CALLING THE BODY TO ATTENTION BY YEWANDE YOYO ODUNUBI (2022)

Original scores for Gestures in Black and Blue video installation and surround sound installation What I hide by my language, my body utters

Calling the Body to attention, Yewande YoYo Odunubi’s first solo exhibition, was a gesture towards (re)centring and (re)claiming the body as an embodied site of archive, communication and imaginings. Sitting on a moment of pause, it reflected on what might constitute a poetics of the body, and the role movement performs as a process and language for enlivening threads of inquiry.

Featuring moving image, sound and performance, and collaboration with music and sound artist Auclair and interdisciplinary poet Rohan Ayinde, the exhibition formed part of Yewande’s year-long Diasporic Curatorial Animateur Fellowship with ICF, during which she conducted research into our archive and exploring a series of questions that resonate with her practice between 2021 and 2022. During this process, she was concerned with what dreamings, imaginings, potentials and possibilities are opened up and actioned when the body – particularly the b/Black diasporic body – is understood beyond dualism, monolithic stereotypes, and a fixed idea of identity.

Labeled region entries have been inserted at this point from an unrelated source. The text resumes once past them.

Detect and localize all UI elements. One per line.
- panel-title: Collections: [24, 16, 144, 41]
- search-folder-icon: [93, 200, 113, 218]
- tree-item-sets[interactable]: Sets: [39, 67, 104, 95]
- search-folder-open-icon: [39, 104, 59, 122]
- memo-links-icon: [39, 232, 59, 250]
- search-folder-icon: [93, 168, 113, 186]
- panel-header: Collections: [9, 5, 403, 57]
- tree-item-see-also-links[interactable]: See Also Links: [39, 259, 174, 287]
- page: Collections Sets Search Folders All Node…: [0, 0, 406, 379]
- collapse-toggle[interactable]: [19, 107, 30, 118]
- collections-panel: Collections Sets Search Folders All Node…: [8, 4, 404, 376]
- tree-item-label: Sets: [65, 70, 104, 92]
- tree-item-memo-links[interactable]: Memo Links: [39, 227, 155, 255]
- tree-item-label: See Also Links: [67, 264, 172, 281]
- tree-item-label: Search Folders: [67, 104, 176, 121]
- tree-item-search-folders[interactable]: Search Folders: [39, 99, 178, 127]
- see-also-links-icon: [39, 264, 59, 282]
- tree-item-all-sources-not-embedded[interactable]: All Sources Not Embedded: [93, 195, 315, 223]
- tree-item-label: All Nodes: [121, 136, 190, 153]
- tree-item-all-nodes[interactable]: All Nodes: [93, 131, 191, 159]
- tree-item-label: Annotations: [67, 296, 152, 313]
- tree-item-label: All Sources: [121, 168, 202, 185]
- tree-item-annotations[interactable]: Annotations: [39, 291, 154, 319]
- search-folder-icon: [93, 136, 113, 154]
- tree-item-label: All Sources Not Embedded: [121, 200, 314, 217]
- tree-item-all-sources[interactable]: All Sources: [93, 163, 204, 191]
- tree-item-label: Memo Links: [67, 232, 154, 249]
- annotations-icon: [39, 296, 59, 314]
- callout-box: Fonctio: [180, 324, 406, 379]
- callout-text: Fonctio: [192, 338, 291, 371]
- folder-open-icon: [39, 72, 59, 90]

Starting from a place of attunement, Calling the Body to attention was an invitation to reflect on what it could mean for us to connect to an awareness of a full-bodied, expansive, and imaginative self that, in each moment, is weaving new ideas into space.


GESTURES IN BLACK & BLUE (2022)

Gestures in Black and Blue is an intimate movement meditation and exploration about attuning to one's neeas and desires. Re-edited for this exhibition and with a new sound score by Auclair. This video work plays with how these impulses manifest in and through the body using repetition speed, gestures and movement - in particular touch - to call attention to themselves. Bathed in blue light, the movement sequence performed bv Yewande on screen speaks to touch as means of knowledge acquisition/production, and the communicative language it holds in expressing care and self-permission. Speaking towards the Yoruba terms 'ori' ('head') and ori inu (inner head or inner person),which conceptuallv refers to an individual's consciousness in particular, their spiritual intuition and purpose -  the visuals constantly overlap, reform and dance with one another on screen as if calling one's ori inu into being. The Viewer is invited into an intimate space of ritual and a journey of self-fulfilment.

WHAT I HIDE BY MY LANGUAGE MY BODY UTTERS (2022)

Contemplating what rhythms we, our bodies, are attuning to/tuning into, this audio-visual installation draws on the rhythmic function of syncopation as an action disrupting the accepted order of things.

Syncopation, polyrhythms and cross-rhythms- essential rhvthmic features in African and b/Black diasporic musical lineages - connect to bodily intuition and melodic sensibilities. Taking root from this, the harmonised assemblage of Yewande’s  poetic sketches and Auclair’s  sonic interventions engage with cyclical rhythms to puncture, disrupt and reverberate new ideas. Accompanying the sounds, visuals of Yewande in fluid movement against the backdrop of a post-modern building complicate the body’s presence in relation to space and time.

A dialogue between architecture, sound and movement, this piece experiments with how syncopation can allows to move off-beat to the ‘monotonous’ rhythms of our regimented worlds.